See you in two weeks!


  1. Fascinating blog with wonderful illustrations and thoughtful analysis to compare these hard-working people to writers who continue writing when they are rejected. I used to have a sign in my classroom that read, "Intelligence and talent aren't always enough. Most of the time, success requires persistence."

  2. Thanks for your kind words. Sounds like a great sign (the one in your old classroom), Fran. Your students were lucky to have you.

  3. Very interesting. You might want to read Terry Pratchett's new Discworld novel Raising Steam, which is about the invention of railroads and the magic s
    Ell they seem to cast over some of us.

  4. Wow, what a poignant article. I'm not sure how you generated the emotion, but it worked. I have to ponder and come back…

  5. I agree with Leigh. Lovely post. I think it's the combination of ghosts and hopeful persistence that made it touching.
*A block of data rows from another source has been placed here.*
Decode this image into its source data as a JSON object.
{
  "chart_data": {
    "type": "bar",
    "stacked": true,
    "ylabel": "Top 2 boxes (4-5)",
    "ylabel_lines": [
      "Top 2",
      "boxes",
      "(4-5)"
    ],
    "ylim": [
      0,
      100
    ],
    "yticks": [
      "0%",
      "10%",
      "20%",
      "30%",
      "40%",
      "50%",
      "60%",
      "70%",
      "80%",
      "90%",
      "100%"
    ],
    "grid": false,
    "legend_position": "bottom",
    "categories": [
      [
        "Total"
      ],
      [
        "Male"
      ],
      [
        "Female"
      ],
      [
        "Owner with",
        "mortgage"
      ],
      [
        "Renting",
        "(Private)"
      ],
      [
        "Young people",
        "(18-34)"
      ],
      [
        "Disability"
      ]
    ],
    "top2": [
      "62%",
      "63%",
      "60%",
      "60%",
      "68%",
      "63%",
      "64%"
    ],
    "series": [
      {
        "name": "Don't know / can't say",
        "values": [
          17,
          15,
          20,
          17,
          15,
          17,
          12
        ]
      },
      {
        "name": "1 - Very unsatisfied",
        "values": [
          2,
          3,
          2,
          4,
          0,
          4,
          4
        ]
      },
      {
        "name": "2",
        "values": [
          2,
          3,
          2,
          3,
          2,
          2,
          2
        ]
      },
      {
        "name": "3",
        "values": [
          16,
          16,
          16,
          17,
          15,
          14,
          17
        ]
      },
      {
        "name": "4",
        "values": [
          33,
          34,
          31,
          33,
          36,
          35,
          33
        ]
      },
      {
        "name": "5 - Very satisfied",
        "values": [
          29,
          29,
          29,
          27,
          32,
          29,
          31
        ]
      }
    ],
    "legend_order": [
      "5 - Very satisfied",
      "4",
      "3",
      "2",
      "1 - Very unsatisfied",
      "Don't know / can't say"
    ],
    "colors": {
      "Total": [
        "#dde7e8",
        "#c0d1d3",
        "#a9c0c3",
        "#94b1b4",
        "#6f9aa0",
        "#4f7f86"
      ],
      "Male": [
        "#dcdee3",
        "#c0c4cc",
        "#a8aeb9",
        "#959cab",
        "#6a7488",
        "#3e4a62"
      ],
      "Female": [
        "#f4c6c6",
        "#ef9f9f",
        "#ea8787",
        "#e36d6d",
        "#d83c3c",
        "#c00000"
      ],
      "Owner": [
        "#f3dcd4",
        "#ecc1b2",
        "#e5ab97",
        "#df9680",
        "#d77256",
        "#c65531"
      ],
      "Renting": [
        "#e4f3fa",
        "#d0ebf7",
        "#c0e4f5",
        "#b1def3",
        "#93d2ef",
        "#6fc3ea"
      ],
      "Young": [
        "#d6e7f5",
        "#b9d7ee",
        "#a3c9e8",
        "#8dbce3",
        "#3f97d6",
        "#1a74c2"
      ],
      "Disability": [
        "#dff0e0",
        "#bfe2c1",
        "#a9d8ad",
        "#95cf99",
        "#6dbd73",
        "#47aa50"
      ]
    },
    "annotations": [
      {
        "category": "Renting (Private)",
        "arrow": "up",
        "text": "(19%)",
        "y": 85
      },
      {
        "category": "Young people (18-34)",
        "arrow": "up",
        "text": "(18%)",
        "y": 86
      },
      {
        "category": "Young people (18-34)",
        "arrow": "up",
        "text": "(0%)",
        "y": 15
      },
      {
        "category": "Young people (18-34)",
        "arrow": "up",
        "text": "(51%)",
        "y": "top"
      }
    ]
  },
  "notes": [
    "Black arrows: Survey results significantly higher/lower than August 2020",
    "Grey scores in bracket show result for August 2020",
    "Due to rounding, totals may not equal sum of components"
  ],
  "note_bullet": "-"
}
And you really got the Ghanaian voice.

  6. My general answer is that these are part of something bigger than ourselves. More specific to the library and rail lines the dedicated refuse to abandon is they’re touchstones in a declining civilization. Perhaps some hope “If we maintain it, they will come.”

    I can’t say I was more taken by trains than any other boy, but a line on its way from Cincinnati to Indianapolis nearly kissed the southern border of our old farm. Miles away, a line and switch, complete with a concrete callbox formed the northern border of our other farm. In the middle of the night, we heard the freight trains rumbling through, the great lamp hypnotically sweeping from side to side, and the mournful call of those horns.

    A mile from my home in Florida, Orange County tore down buildings and opened land for a ‘flyover’ and apparently part of what the road flies over is a switchyard. In the middle of the night, I now hear the rumble of diesels and the haunting horns as the great engines navigate the rails.

    I mentioned before in South Africa, I’d hear trains with their wavering horns that sounded so much like ours here at home. I remarked to a retired railroad man that the calls of the beasts sounded so much like those in the States. “Of course,” he said. “That’s where ours come from.”

  7. This is one of the most powerful posts I've read in a while. It's redolent of so much that's happening everywhere in the world right now, it seems to me -- not just to writers continuing to write in the face of rejection, but also to teachers continuing to teach (also at little pay!) in collapsing classrooms, to physicians who keep trying to spend quality time with their patients even as the press of numbers forces them to go quickly to the next person, the artists trying to create original works in a time of instant digital productions that "look similar" but don't always have the same soul... I could go on and on. It feels to me like there is something seriously and deeply human in these efforts, and in the notion that "this precious thing must not pass away, no matter what." Perhaps the larger What Is thinks so too. Perhaps the ghost trains will continue to run even as humans try to preserve the crumbling wreckage they run ON. If so, there may be real hope.